Open a new terminal and run this command:

> mvn exec:java -Dexec.mainClass="com.kanibl.redis.streams.simple.RedisStreams101Consumer"

The consumer will start and consume the message you just posted, and wait for any new messages.

Step 4: In the first terminal, post 100 new messages:

> mvn exec:java -Dexec.mainClass="com.kanibl.redis.streams.simple.RedisStreams101Producer" -Dexec.args="100"

The consumer will receive and print all the messages.

Step 5: Kill the consumer and post more messages

Let’s do another test: Stop the consumer using a simple Ctrl+C and then post five new messages:

> mvn exec:java -Dexec.mainClass="com.kanibl.redis.streams.simple.RedisStreams101Producer" -Dexec.args="5"

The messages are not yet consumed by any application, but are still stored in Redis Streams. So when you start the consumer, it consumes these new messages:

> mvn exec:java -Dexec.mainClass="com.kanibl.redis.streams.simple.RedisStreams101Consumer"
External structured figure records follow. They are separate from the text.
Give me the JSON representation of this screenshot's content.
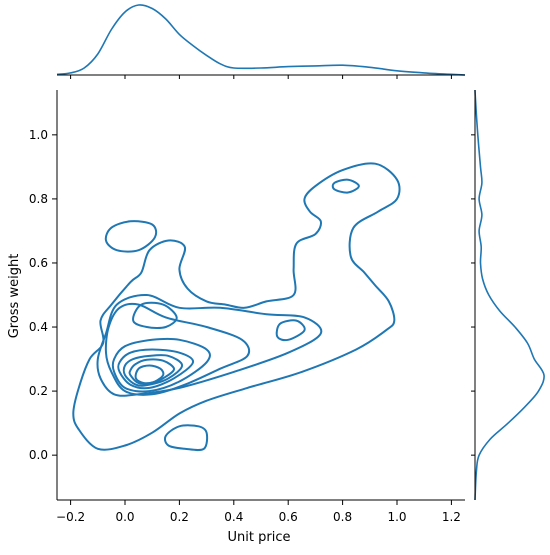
{
  "chart_data": {
    "type": "kde_joint",
    "xlabel": "Unit price",
    "ylabel": "Gross weight",
    "xlim": [
      -0.25,
      1.25
    ],
    "ylim": [
      -0.14,
      1.14
    ],
    "x_ticks": [
      -0.2,
      0.0,
      0.2,
      0.4,
      0.6,
      0.8,
      1.0,
      1.2
    ],
    "y_ticks": [
      0.0,
      0.2,
      0.4,
      0.6,
      0.8,
      1.0
    ],
    "x_tick_labels": [
      "−0.2",
      "0.0",
      "0.2",
      "0.4",
      "0.6",
      "0.8",
      "1.0",
      "1.2"
    ],
    "y_tick_labels": [
      "0.0",
      "0.2",
      "0.4",
      "0.6",
      "0.8",
      "1.0"
    ],
    "grid": false,
    "line_color": "#1f77b4",
    "contour_levels": 10,
    "mode_estimate": {
      "x": 0.09,
      "y": 0.23
    },
    "marginal_x": {
      "x": [
        -0.25,
        -0.2,
        -0.15,
        -0.1,
        -0.05,
        0.0,
        0.05,
        0.1,
        0.15,
        0.2,
        0.25,
        0.3,
        0.35,
        0.4,
        0.5,
        0.6,
        0.7,
        0.8,
        0.9,
        1.0,
        1.1,
        1.2,
        1.25
      ],
      "density": [
        0.01,
        0.03,
        0.1,
        0.3,
        0.65,
        0.9,
        1.0,
        0.95,
        0.8,
        0.58,
        0.42,
        0.28,
        0.16,
        0.1,
        0.1,
        0.12,
        0.13,
        0.14,
        0.11,
        0.06,
        0.03,
        0.01,
        0.0
      ]
    },
    "marginal_y": {
      "y": [
        -0.14,
        -0.05,
        0.0,
        0.05,
        0.1,
        0.15,
        0.2,
        0.25,
        0.3,
        0.35,
        0.4,
        0.45,
        0.5,
        0.55,
        0.6,
        0.65,
        0.7,
        0.75,
        0.8,
        0.85,
        0.9,
        1.0,
        1.1,
        1.14
      ],
      "density": [
        0.0,
        0.02,
        0.06,
        0.22,
        0.48,
        0.72,
        0.92,
        1.0,
        0.86,
        0.76,
        0.58,
        0.36,
        0.2,
        0.11,
        0.08,
        0.09,
        0.06,
        0.1,
        0.06,
        0.1,
        0.08,
        0.04,
        0.01,
        0.0
      ]
    },
    "contours": [
      {
        "points": [
          [
            -0.17,
            0.08
          ],
          [
            -0.1,
            0.02
          ],
          [
            0.0,
            0.03
          ],
          [
            0.1,
            0.07
          ],
          [
            0.2,
            0.13
          ],
          [
            0.3,
            0.17
          ],
          [
            0.45,
            0.21
          ],
          [
            0.65,
            0.26
          ],
          [
            0.85,
            0.33
          ],
          [
            0.96,
            0.39
          ],
          [
            0.99,
            0.42
          ],
          [
            0.97,
            0.48
          ],
          [
            0.92,
            0.53
          ],
          [
            0.88,
            0.57
          ],
          [
            0.83,
            0.62
          ],
          [
            0.84,
            0.71
          ],
          [
            0.93,
            0.76
          ],
          [
            1.0,
            0.8
          ],
          [
            1.0,
            0.86
          ],
          [
            0.92,
            0.91
          ],
          [
            0.8,
            0.89
          ],
          [
            0.7,
            0.84
          ],
          [
            0.66,
            0.8
          ],
          [
            0.68,
            0.76
          ],
          [
            0.72,
            0.73
          ],
          [
            0.7,
            0.69
          ],
          [
            0.63,
            0.66
          ],
          [
            0.62,
            0.58
          ],
          [
            0.62,
            0.5
          ],
          [
            0.52,
            0.48
          ],
          [
            0.44,
            0.46
          ],
          [
            0.37,
            0.47
          ],
          [
            0.3,
            0.48
          ],
          [
            0.23,
            0.52
          ],
          [
            0.2,
            0.58
          ],
          [
            0.22,
            0.65
          ],
          [
            0.16,
            0.67
          ],
          [
            0.09,
            0.64
          ],
          [
            0.06,
            0.57
          ],
          [
            0.02,
            0.54
          ],
          [
            -0.05,
            0.47
          ],
          [
            -0.09,
            0.42
          ],
          [
            -0.08,
            0.35
          ],
          [
            -0.13,
            0.3
          ],
          [
            -0.17,
            0.21
          ],
          [
            -0.19,
            0.13
          ]
        ]
      },
      {
        "points": [
          [
            -0.07,
            0.67
          ],
          [
            -0.03,
            0.64
          ],
          [
            0.05,
            0.64
          ],
          [
            0.11,
            0.68
          ],
          [
            0.1,
            0.72
          ],
          [
            0.02,
            0.73
          ],
          [
            -0.05,
            0.71
          ]
        ]
      },
      {
        "points": [
          [
            0.15,
            0.06
          ],
          [
            0.2,
            0.09
          ],
          [
            0.27,
            0.09
          ],
          [
            0.3,
            0.07
          ],
          [
            0.29,
            0.02
          ],
          [
            0.22,
            0.02
          ],
          [
            0.16,
            0.03
          ]
        ]
      },
      {
        "points": [
          [
            -0.09,
            0.24
          ],
          [
            -0.04,
            0.19
          ],
          [
            0.05,
            0.19
          ],
          [
            0.2,
            0.21
          ],
          [
            0.4,
            0.26
          ],
          [
            0.6,
            0.32
          ],
          [
            0.72,
            0.38
          ],
          [
            0.66,
            0.43
          ],
          [
            0.52,
            0.44
          ],
          [
            0.35,
            0.46
          ],
          [
            0.2,
            0.46
          ],
          [
            0.08,
            0.5
          ],
          [
            -0.03,
            0.47
          ],
          [
            -0.07,
            0.38
          ],
          [
            -0.1,
            0.3
          ]
        ]
      },
      {
        "points": [
          [
            0.56,
            0.37
          ],
          [
            0.6,
            0.36
          ],
          [
            0.66,
            0.39
          ],
          [
            0.63,
            0.42
          ],
          [
            0.57,
            0.41
          ]
        ]
      },
      {
        "points": [
          [
            0.77,
            0.83
          ],
          [
            0.82,
            0.82
          ],
          [
            0.86,
            0.84
          ],
          [
            0.82,
            0.86
          ],
          [
            0.77,
            0.85
          ]
        ]
      },
      {
        "points": [
          [
            -0.05,
            0.26
          ],
          [
            0.0,
            0.2
          ],
          [
            0.1,
            0.19
          ],
          [
            0.22,
            0.22
          ],
          [
            0.35,
            0.27
          ],
          [
            0.45,
            0.31
          ],
          [
            0.43,
            0.36
          ],
          [
            0.3,
            0.4
          ],
          [
            0.15,
            0.43
          ],
          [
            0.05,
            0.47
          ],
          [
            -0.02,
            0.46
          ],
          [
            -0.06,
            0.4
          ],
          [
            -0.07,
            0.32
          ]
        ]
      },
      {
        "points": [
          [
            0.03,
            0.42
          ],
          [
            0.08,
            0.4
          ],
          [
            0.15,
            0.4
          ],
          [
            0.19,
            0.43
          ],
          [
            0.14,
            0.47
          ],
          [
            0.06,
            0.47
          ]
        ]
      },
      {
        "points": [
          [
            -0.04,
            0.26
          ],
          [
            0.0,
            0.21
          ],
          [
            0.09,
            0.2
          ],
          [
            0.2,
            0.23
          ],
          [
            0.3,
            0.29
          ],
          [
            0.3,
            0.33
          ],
          [
            0.2,
            0.36
          ],
          [
            0.1,
            0.36
          ],
          [
            0.0,
            0.34
          ],
          [
            -0.04,
            0.3
          ]
        ]
      },
      {
        "points": [
          [
            -0.02,
            0.26
          ],
          [
            0.02,
            0.22
          ],
          [
            0.09,
            0.21
          ],
          [
            0.18,
            0.24
          ],
          [
            0.25,
            0.29
          ],
          [
            0.2,
            0.32
          ],
          [
            0.1,
            0.33
          ],
          [
            0.02,
            0.32
          ],
          [
            -0.02,
            0.29
          ]
        ]
      },
      {
        "points": [
          [
            0.0,
            0.25
          ],
          [
            0.04,
            0.22
          ],
          [
            0.09,
            0.22
          ],
          [
            0.16,
            0.24
          ],
          [
            0.21,
            0.28
          ],
          [
            0.16,
            0.31
          ],
          [
            0.09,
            0.31
          ],
          [
            0.03,
            0.3
          ],
          [
            0.0,
            0.28
          ]
        ]
      },
      {
        "points": [
          [
            0.02,
            0.25
          ],
          [
            0.05,
            0.225
          ],
          [
            0.1,
            0.225
          ],
          [
            0.15,
            0.245
          ],
          [
            0.18,
            0.27
          ],
          [
            0.14,
            0.295
          ],
          [
            0.08,
            0.298
          ],
          [
            0.04,
            0.285
          ],
          [
            0.02,
            0.265
          ]
        ]
      },
      {
        "points": [
          [
            0.04,
            0.24
          ],
          [
            0.07,
            0.225
          ],
          [
            0.11,
            0.23
          ],
          [
            0.14,
            0.25
          ],
          [
            0.13,
            0.27
          ],
          [
            0.09,
            0.28
          ],
          [
            0.05,
            0.27
          ]
        ]
      }
    ]
  }
}
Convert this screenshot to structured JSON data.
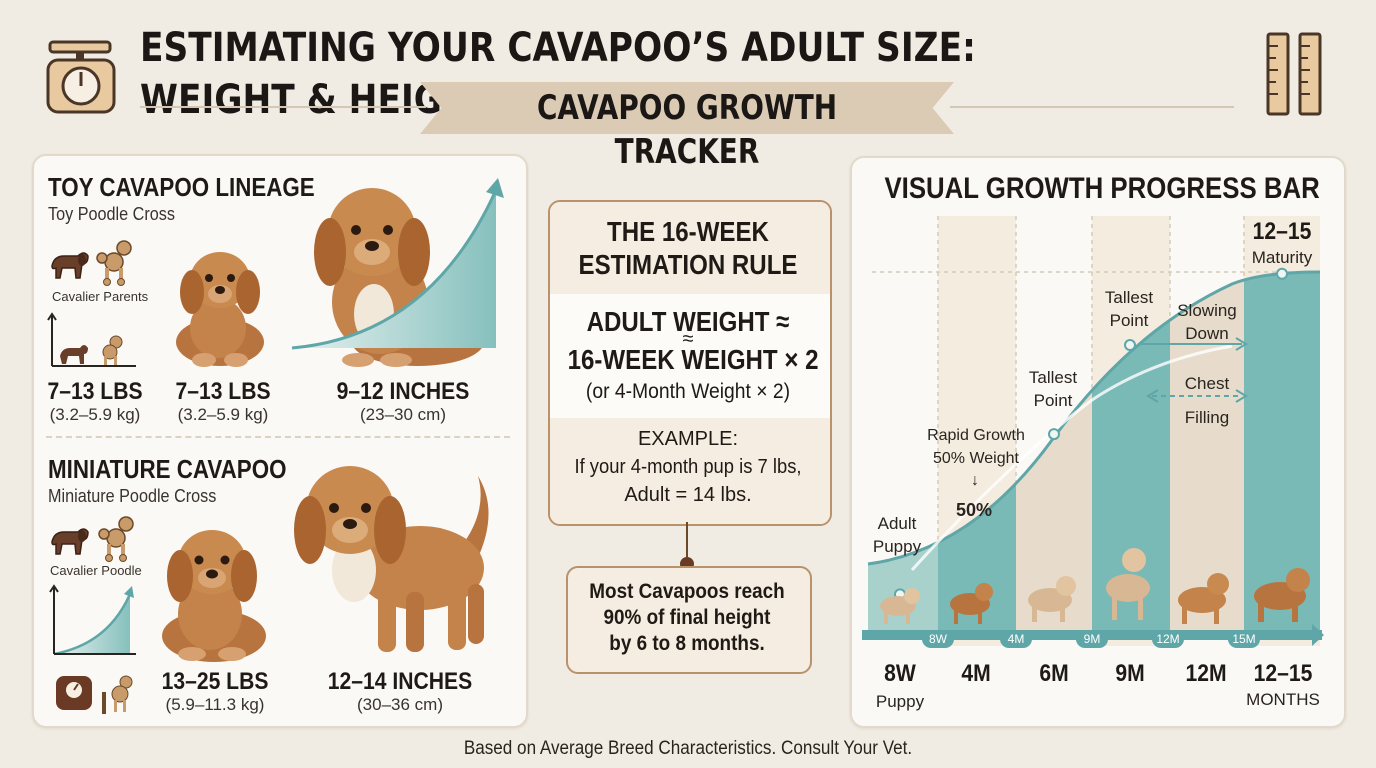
{
  "header": {
    "title": "ESTIMATING YOUR CAVAPOO’S ADULT SIZE: WEIGHT & HEIGHT GUIDE",
    "ribbon": "CAVAPOO GROWTH TRACKER"
  },
  "left": {
    "toy": {
      "title": "TOY CAVAPOO LINEAGE",
      "subtitle": "Toy Poodle Cross",
      "parents_label": "Cavalier Parents",
      "weight1": "7–13 LBS",
      "weight1_kg": "(3.2–5.9 kg)",
      "weight2": "7–13 LBS",
      "weight2_kg": "(3.2–5.9 kg)",
      "height": "9–12 INCHES",
      "height_cm": "(23–30 cm)"
    },
    "mini": {
      "title": "MINIATURE CAVAPOO",
      "subtitle": "Miniature Poodle Cross",
      "parents_label": "Cavalier Poodle",
      "weight": "13–25 LBS",
      "weight_kg": "(5.9–11.3 kg)",
      "height": "12–14 INCHES",
      "height_cm": "(30–36 cm)"
    }
  },
  "center": {
    "rule_title_1": "THE 16-WEEK",
    "rule_title_2": "ESTIMATION RULE",
    "formula_1": "ADULT WEIGHT ≈",
    "formula_approx": "≈",
    "formula_2": "16-WEEK WEIGHT × 2",
    "formula_3": "(or 4-Month Weight × 2)",
    "example_title": "EXAMPLE:",
    "example_1": "If your 4-month pup is 7 lbs,",
    "example_2": "Adult = 14 lbs.",
    "note_1": "Most Cavapoos reach",
    "note_2": "90% of final height",
    "note_3": "by 6 to 8 months."
  },
  "right": {
    "title": "VISUAL GROWTH PROGRESS BAR",
    "maturity_top": "12–15",
    "maturity_label": "Maturity",
    "ann_tallest_1": "Tallest",
    "ann_tallest_2": "Point",
    "ann_slowing_1": "Slowing",
    "ann_slowing_2": "Down",
    "ann_chest_1": "Chest",
    "ann_chest_2": "Filling",
    "ann_tallest2_1": "Tallest",
    "ann_tallest2_2": "Point",
    "ann_rapid_1": "Rapid Growth",
    "ann_rapid_2": "50% Weight",
    "ann_arrow": "↓",
    "ann_50": "50%",
    "ann_adult_1": "Adult",
    "ann_adult_2": "Puppy",
    "pills": [
      "8W",
      "4M",
      "9M",
      "12M",
      "15M"
    ],
    "ticks": [
      "8W",
      "4M",
      "6M",
      "9M",
      "12M",
      "12–15"
    ],
    "tick_sub_first": "Puppy",
    "tick_sub_last": "MONTHS",
    "curve_points": [
      {
        "x": "8W",
        "y": 10
      },
      {
        "x": "4M",
        "y": 28
      },
      {
        "x": "6M",
        "y": 55
      },
      {
        "x": "9M",
        "y": 80
      },
      {
        "x": "12M",
        "y": 93
      },
      {
        "x": "12–15",
        "y": 100
      }
    ]
  },
  "footer": "Based on Average Breed Characteristics. Consult Your Vet.",
  "colors": {
    "background": "#f1ece3",
    "teal": "#6fb3b3",
    "beige": "#dccbb4",
    "brown_border": "#b8926a"
  }
}
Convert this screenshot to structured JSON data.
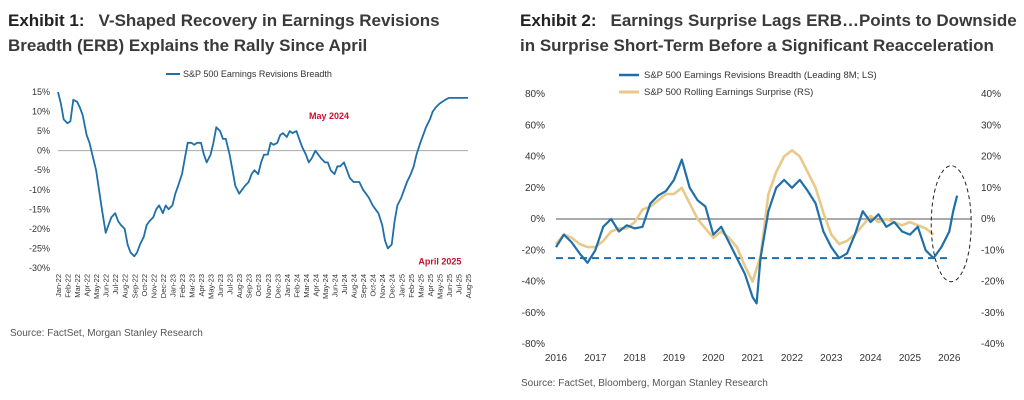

This is one of the differences between Redis Streams and Redis Pub/Sub. The producer application has published many messages while the consumer application was not running. Since the consumer is run with StreamOffset.lastConsumed(), when the consumer is starting, it looks to the last consumed ID, and starts to read the streams from there. This method generates a XGROUPREAD command with the group.

Conclusion

This small project was designed to show you how to use Lettuce, a Java client for Redis, to publish messages to a stream, create a consumer group, and consume messages using the consumer group.

This is a very basic example, and in upcoming posts I plan to dive into how to work with multiple consumers and how to configure the consumer group and consumers to control which messages you want to read.